Après 3 tours (parfois plus, parfois moins) les élèves sont chargés d’additionner les scores de chacun afin de savoir qui a gagné. Le tout, mentalement. Les groupes les plus rapides sont repartis avec des questions comme
- quel est le plus petit entier ayant exactement 7 diviseurs ?
- quels est le plus petit entier ayant au moins 7 diviseurs ?

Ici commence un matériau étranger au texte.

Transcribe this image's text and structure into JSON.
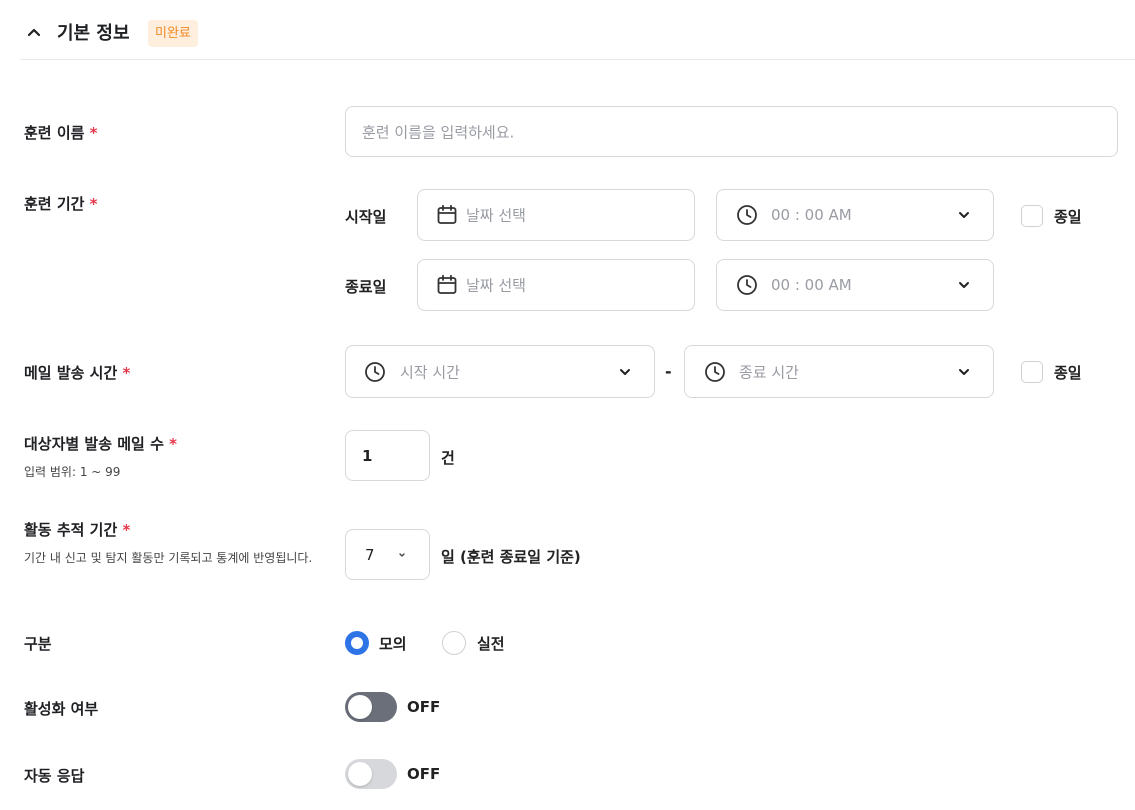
{
  "section": {
    "title": "기본 정보",
    "badge": "미완료"
  },
  "fields": {
    "name": {
      "label": "훈련 이름",
      "required": "*",
      "placeholder": "훈련 이름을 입력하세요."
    },
    "period": {
      "label": "훈련 기간",
      "required": "*",
      "start_label": "시작일",
      "end_label": "종료일",
      "date_placeholder": "날짜 선택",
      "time_placeholder": "00 : 00 AM",
      "allday_label": "종일"
    },
    "mail_time": {
      "label": "메일 발송 시간",
      "required": "*",
      "start_placeholder": "시작 시간",
      "separator": "-",
      "end_placeholder": "종료 시간",
      "allday_label": "종일"
    },
    "mail_count": {
      "label": "대상자별 발송 메일 수",
      "required": "*",
      "hint": "입력 범위: 1 ~ 99",
      "value": "1",
      "unit": "건"
    },
    "tracking": {
      "label": "활동 추적 기간",
      "required": "*",
      "hint": "기간 내 신고 및 탐지 활동만 기록되고 통계에 반영됩니다.",
      "value": "7",
      "unit": "일 (훈련 종료일 기준)"
    },
    "type": {
      "label": "구분",
      "options": [
        "모의",
        "실전"
      ],
      "selected": "모의"
    },
    "active": {
      "label": "활성화 여부",
      "state": "OFF"
    },
    "auto_reply": {
      "label": "자동 응답",
      "state": "OFF"
    }
  },
  "colors": {
    "accent": "#2f74e6",
    "required": "#e5384a",
    "badge_bg": "#fdeedd",
    "badge_text": "#f08a24",
    "toggle_dark": "#6b6f7a",
    "toggle_light": "#d6d8dc"
  }
}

Le bilan est positif : en une demi-heure, les élèves de 5e ont tous fait du calcul mental pendant 30 minutes, réinvesti leurs connaissances sur les diviseurs et les nombres premiers, compté répétitivement des diviseurs, réinvesti de nombreuses fois la définition d’un nombre premier, et se sont familiarisés avec l’objet icosaèdre, en en voyant un de près, et même en le touchant. Le tout, sans avoir l’impression de faire des maths.